Reprovação que parecia das menos relevantes no processo de apreciação de contas, embora seja idêntica à que motivou a cassação do prefeito Arlei Rosa, a “conduta irregular do prefeito ao colocar em risco a sustentabilidade do sistema previdenciário e o equilíbrio das contas públicas, em descumprimento à responsabilidade na gestão fiscal exigida na norma do art. 1º, § 1º, da Lei Complementar Federal nº 101/00” é ainda um outro problema para Vinícius, que “provocou efeitos danosos não só aos segurados do sistema, mas também à população municipal em geral”, disse o MPC, decisão acompanhada pela unanimidade dos conselheiros e que é a essência da denúncia em investigação na Comissão Processante aberta na Câmara, correndo o prazo para apresentação de relatório, quando a cabeça do prefeito deverá ser colocada à prêmio.

E AGORA, JOSÉ?

Embora o neófito prefeito não tenha demonstrado interesse em carreira política e já tenham sido permitidas na justiça candidaturas de prefeitos reprovados, a iminente reprovação das contas pelos vereadores deverá deixar Vinícius inelegível por oito anos, porque a reprovação já teria se consumado na votação do TCE. E, mesmo que fosse contrariada essa reprovação pelo plenário da Câmara, em nada afetaria o julgado da Corte de Contas por conta da prescrição prevista na Lei Orgânica Municipal.

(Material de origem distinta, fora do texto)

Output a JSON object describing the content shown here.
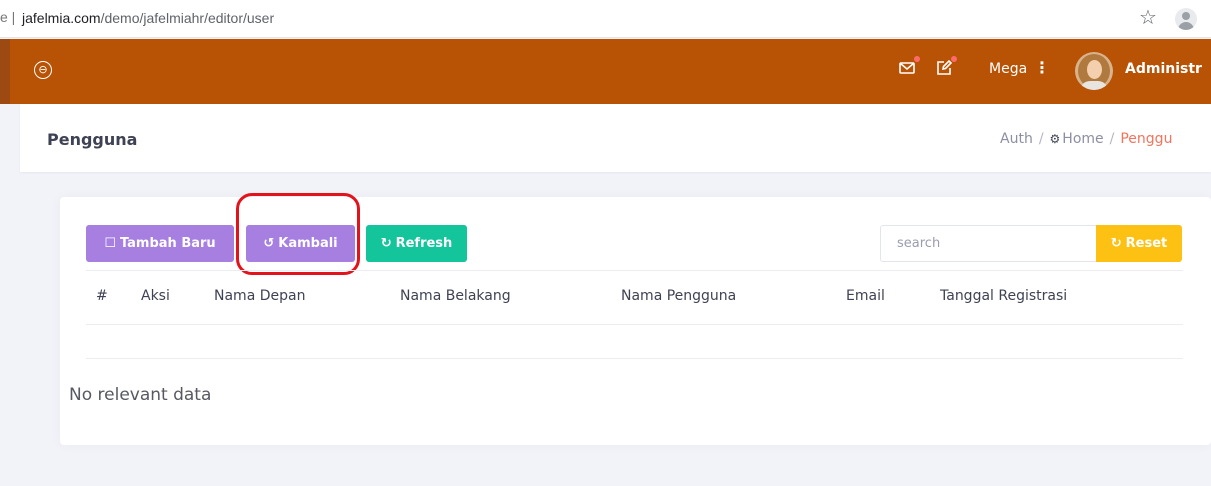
{
  "browser": {
    "url_prefix": "e |",
    "url_host": "jafelmia.com",
    "url_path": "/demo/jafelmiahr/editor/user",
    "star_glyph": "☆"
  },
  "topbar": {
    "collapse_glyph": "⊖",
    "user_name": "Mega",
    "menu_glyph": "⋮",
    "admin_label": "Administr",
    "colors": {
      "background": "#b85205",
      "badge": "#ff6b6b"
    }
  },
  "page_header": {
    "title": "Pengguna",
    "breadcrumb": [
      "Auth",
      "Home",
      "Penggu"
    ]
  },
  "toolbar": {
    "tambah_baru": "Tambah Baru",
    "kambali": "Kambali",
    "refresh": "Refresh",
    "reset": "Reset",
    "search_placeholder": "search",
    "colors": {
      "purple": "#a67fe0",
      "green": "#14c49a",
      "yellow": "#fdc113",
      "highlight": "#e3131b"
    }
  },
  "table": {
    "columns": [
      "#",
      "Aksi",
      "Nama Depan",
      "Nama Belakang",
      "Nama Pengguna",
      "Email",
      "Tanggal Registrasi"
    ],
    "rows": [],
    "empty_message": "No relevant data"
  }
}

Lembrando, ainda, que o prefeito perdeu a sua base de apoio entre os vereadores, restando renitentes ao seu lado apenas o líder do governo Paulinho Nogueira, que morreria abraçado com ele até no eventual julgamento pela cassação do mandado, em breve, e o suplente Tenente Jaime, que além de fiel não tem poder pleno sobre o mandato, que pertence ao secretário José Carlos da Estufa.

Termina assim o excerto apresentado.